O trabalho da Psicologia é um trabalho de bastidores e seu sucesso se reflete no outro. Comemoramos de forma contida e ficamos com o que nos cabe. O tratamento consiste em empoderar as pessoas a saírem de nossas vidas, a não mais precisar da gente. Aí sim temos a certeza que o trabalho foi realizado.

Mais Vida – Quais são seus projetos para o futuro?
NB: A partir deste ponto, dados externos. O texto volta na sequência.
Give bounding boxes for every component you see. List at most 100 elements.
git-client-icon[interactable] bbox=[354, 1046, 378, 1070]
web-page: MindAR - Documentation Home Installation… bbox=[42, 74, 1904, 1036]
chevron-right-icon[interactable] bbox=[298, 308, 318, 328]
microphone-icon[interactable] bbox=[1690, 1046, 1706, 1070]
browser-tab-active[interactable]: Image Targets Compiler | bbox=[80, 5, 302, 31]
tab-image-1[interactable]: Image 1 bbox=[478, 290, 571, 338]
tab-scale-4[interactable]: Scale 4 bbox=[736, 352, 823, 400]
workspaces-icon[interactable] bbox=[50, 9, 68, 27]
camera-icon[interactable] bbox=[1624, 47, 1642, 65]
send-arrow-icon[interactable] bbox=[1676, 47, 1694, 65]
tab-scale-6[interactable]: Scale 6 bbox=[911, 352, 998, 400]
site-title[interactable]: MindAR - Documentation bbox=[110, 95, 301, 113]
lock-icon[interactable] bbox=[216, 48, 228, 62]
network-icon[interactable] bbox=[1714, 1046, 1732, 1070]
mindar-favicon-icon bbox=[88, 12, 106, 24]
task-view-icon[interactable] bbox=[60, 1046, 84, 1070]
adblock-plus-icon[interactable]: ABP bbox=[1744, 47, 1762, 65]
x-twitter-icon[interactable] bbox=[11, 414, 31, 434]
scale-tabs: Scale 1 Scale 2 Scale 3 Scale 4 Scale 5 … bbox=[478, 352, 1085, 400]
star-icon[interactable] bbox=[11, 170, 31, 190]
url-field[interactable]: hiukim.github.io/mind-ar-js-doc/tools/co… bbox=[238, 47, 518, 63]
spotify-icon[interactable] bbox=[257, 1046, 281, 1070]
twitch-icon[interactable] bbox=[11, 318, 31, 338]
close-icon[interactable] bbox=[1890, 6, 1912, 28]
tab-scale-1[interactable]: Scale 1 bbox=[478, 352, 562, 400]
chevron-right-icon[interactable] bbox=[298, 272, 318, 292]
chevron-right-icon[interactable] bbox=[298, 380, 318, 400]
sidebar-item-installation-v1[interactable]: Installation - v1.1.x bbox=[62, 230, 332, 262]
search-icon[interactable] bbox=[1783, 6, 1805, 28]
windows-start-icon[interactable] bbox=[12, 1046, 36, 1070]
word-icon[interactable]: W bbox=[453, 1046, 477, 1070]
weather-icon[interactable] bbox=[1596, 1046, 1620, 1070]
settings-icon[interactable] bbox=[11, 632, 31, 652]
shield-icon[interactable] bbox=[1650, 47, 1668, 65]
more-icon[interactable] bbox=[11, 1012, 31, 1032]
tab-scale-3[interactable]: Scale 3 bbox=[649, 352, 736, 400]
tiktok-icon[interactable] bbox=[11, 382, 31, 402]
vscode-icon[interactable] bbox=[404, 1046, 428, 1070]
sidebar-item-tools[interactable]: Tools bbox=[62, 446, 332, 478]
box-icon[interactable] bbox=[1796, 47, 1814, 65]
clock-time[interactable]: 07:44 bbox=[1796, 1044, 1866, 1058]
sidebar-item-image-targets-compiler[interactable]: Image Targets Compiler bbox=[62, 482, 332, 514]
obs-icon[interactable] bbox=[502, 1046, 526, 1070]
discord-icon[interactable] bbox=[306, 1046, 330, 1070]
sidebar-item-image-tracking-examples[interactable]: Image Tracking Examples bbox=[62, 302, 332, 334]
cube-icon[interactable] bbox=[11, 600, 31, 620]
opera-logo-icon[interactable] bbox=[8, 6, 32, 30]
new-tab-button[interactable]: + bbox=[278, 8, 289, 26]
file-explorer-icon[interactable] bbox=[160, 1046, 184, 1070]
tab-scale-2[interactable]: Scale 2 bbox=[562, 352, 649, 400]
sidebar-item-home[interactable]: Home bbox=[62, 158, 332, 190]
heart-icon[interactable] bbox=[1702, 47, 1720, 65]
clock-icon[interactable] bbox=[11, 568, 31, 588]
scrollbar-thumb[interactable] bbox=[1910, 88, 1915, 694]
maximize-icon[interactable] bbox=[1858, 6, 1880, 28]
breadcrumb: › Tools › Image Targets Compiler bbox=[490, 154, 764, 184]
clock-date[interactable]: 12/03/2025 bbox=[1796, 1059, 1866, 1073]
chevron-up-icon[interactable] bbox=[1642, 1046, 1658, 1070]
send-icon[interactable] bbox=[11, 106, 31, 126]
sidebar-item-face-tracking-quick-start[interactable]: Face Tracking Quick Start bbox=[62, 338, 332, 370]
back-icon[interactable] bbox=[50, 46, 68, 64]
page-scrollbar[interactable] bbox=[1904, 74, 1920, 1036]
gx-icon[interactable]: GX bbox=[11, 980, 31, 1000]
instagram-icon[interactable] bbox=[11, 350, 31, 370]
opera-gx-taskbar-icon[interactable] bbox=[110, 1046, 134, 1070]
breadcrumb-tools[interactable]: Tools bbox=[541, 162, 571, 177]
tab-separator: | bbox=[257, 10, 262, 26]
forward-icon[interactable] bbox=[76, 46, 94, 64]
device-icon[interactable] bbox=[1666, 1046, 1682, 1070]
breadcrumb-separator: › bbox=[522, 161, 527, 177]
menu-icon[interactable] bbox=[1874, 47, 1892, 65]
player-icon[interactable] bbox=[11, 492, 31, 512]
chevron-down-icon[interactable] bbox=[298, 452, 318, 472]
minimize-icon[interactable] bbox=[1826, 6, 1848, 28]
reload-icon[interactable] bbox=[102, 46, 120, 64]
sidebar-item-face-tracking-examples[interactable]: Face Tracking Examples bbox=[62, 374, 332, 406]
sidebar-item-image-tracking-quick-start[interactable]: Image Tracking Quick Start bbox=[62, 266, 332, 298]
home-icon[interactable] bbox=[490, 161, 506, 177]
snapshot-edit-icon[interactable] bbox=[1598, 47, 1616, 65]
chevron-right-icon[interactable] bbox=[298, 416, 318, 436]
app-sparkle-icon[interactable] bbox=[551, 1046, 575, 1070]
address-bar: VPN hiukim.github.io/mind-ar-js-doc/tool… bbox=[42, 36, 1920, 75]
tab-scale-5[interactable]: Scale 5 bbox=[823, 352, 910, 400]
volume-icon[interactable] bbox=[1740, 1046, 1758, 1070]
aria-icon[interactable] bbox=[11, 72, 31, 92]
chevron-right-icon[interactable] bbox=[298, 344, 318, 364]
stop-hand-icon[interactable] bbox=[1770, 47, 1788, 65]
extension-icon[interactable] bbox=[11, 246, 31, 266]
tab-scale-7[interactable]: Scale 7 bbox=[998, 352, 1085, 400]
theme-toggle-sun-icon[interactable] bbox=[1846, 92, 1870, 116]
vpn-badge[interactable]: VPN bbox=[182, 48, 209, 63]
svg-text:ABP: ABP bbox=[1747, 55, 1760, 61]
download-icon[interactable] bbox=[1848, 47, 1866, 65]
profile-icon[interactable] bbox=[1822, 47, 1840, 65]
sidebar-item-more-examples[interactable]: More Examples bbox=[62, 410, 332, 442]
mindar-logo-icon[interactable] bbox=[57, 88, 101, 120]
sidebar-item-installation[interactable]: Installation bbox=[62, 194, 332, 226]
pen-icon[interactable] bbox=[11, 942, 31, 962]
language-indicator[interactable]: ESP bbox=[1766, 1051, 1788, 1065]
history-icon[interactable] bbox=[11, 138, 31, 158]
Daniela Rosa – Agora estou apenas nos meus projetos terapêuticos, que me consomem boa parte do tempo. Mas, essa semana, estava em uma conversa com a assistência social que me falou a respeito de um programa novo, que está sendo elaborado, em oncologia, que eu nunca pensei em trabalhar. Confesso que pensei na possibilidade. Não fui convidada, não sei se existe um nome definido para esse trabalho, mas quem sabe será meu próximo passo na Clínica? Estou com a agenda bem cheia, mas sempre aberta a novos desafios e nada que impeça a busca de novos conhecimentos.

Mais Vida – É uma profissão de muitos desafios, não é?

Daniela Rosa – Com certeza. E ainda é cercada de muito preconceito. Tem pessoas que chegam para mim e dizem: “não sei o que estou fazendo aqui. Mandaram-me”. Eu sempre faço a pergunta: “onde dói? Você não veio aqui para me dizer que está tudo bem, me contar que está feliz. O seu sofrimento me importa e você não precisa estar sozinho, você pode estar acompanhado e eu quero acompanhar. Não sei como, não sei de que forma, mas vamos descobrir”. Tenho técnicas, estudo, faço cursos, mas quando estou com a pessoa, somos ela e eu. Vamos descobrir juntos a melhor técnica a ser utilizada, qual o melhor recurso da psicologia que eu vou usar para atuar com aquela pessoa. Tenho a minha leitura, a minha abordagem, mas é o outro que vai me ajudar a descobrir o melhor caminho.

Eu me cuido muito. Você precisa se cuidar para cuidar do outro. Tento sempre cuidar dos meus problemas para que eu esteja de forma integral para cuidar dos problemas que não são meus. Tem casos que me comovem muito, mas tenho práticas que me protegem.

Tenho uma filha de oito anos, a Maria Clara, um encantamento. Ela me ensina muito, me ensina a ser mais humana e uma profissional melhor. Depois dela, juro que fiquei melhor. Ela definiu minha profissão fazendo uma metáfora muito interessante: “mamãe, eu entendi o que você faz: na vida das pessoas, às vezes, a porta fecha. E quando essa porta fecha, a pessoa fica muito triste, desesperada, não sabe mais o que fazer. Aí ela procura você para você ajudar ela a buscar novos caminhos, que não necessariamente precisam ser pela porta, pode ser por janelas”. Fique admirada e emocionada com a forma que ela definiu uma profissão tão subjetiva como a minha.